| Konu: | Türkiye'de kutuplaşmanın boyutlarına ve bu konuda yapılmış araştırmaya ilişkin gündem dışı konuşması |
| Yasama Yılı: | 3 |
| Birleşim: | 59 |
| Tarih: | 14.02.2018 |
MEHMET BEKAROĞLU (İstanbul) - Sayın Başkan, değerli milletvekilleri; hepinizi saygıyla selamlıyorum.

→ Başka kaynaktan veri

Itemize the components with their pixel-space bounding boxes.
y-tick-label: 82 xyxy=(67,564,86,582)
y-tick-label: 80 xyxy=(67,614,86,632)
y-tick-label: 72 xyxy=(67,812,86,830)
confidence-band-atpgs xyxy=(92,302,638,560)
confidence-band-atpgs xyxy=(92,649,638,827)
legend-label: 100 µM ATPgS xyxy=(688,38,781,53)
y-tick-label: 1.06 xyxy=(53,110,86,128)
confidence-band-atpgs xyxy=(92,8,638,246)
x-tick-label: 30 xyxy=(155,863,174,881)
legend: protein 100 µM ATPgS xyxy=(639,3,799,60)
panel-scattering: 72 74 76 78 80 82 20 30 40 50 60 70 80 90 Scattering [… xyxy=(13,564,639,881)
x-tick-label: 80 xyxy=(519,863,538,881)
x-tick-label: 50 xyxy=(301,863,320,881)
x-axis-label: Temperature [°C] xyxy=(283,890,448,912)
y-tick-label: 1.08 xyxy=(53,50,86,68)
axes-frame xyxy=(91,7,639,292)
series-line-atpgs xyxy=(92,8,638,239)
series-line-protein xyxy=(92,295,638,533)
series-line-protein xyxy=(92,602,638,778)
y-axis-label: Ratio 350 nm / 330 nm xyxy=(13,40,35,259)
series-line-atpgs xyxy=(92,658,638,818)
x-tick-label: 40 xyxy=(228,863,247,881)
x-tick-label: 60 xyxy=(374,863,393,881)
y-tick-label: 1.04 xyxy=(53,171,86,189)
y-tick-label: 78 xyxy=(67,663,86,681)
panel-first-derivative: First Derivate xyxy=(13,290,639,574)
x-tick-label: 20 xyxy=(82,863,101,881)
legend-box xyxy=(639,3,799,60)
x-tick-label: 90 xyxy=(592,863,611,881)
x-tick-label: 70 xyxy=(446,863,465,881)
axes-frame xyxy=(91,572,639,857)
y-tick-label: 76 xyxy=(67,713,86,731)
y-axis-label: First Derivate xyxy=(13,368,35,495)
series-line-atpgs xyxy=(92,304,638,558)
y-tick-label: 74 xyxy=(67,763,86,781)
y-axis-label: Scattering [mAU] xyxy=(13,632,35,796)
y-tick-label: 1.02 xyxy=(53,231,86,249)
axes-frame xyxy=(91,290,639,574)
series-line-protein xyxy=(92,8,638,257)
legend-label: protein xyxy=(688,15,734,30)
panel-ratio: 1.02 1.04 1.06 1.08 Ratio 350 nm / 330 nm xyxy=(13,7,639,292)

Elimde Bilgi Üniversitesinin yapıp 5 Şubatta açıklamış olduğu "Türkiye'de Kutuplaşmanın Boyutları Araştırması" var. Sanıyorum, bazı arkadaşların eline geçmiştir, okumuştur. Bu araştırma Türkiye'de ilk defa yapılmıyor, yirmi yıldan bu yana -daha evvel de yapılmıştı ama- bu 28 Şubat günlerinden, başörtülü günlerden bu yana sürekli olarak yapılıyor. KONDA'nın meşhur bir araştırması var 2010'da biliyorsunuz, daha sonra BİLGESAM'ın ve Bilgi Üniversitesinin 2015'te yaptığı bir çalışma var, şimdi 2017'de tekrar bu çalışmayı yaptılar. Çok ilginç sonuçları var, Türkiye'de kutuplaşmanın ne kadar derinleştiğini gösteren, ibret verici, hepimizin üzerinde düşünmesi gerekli sonuçları var.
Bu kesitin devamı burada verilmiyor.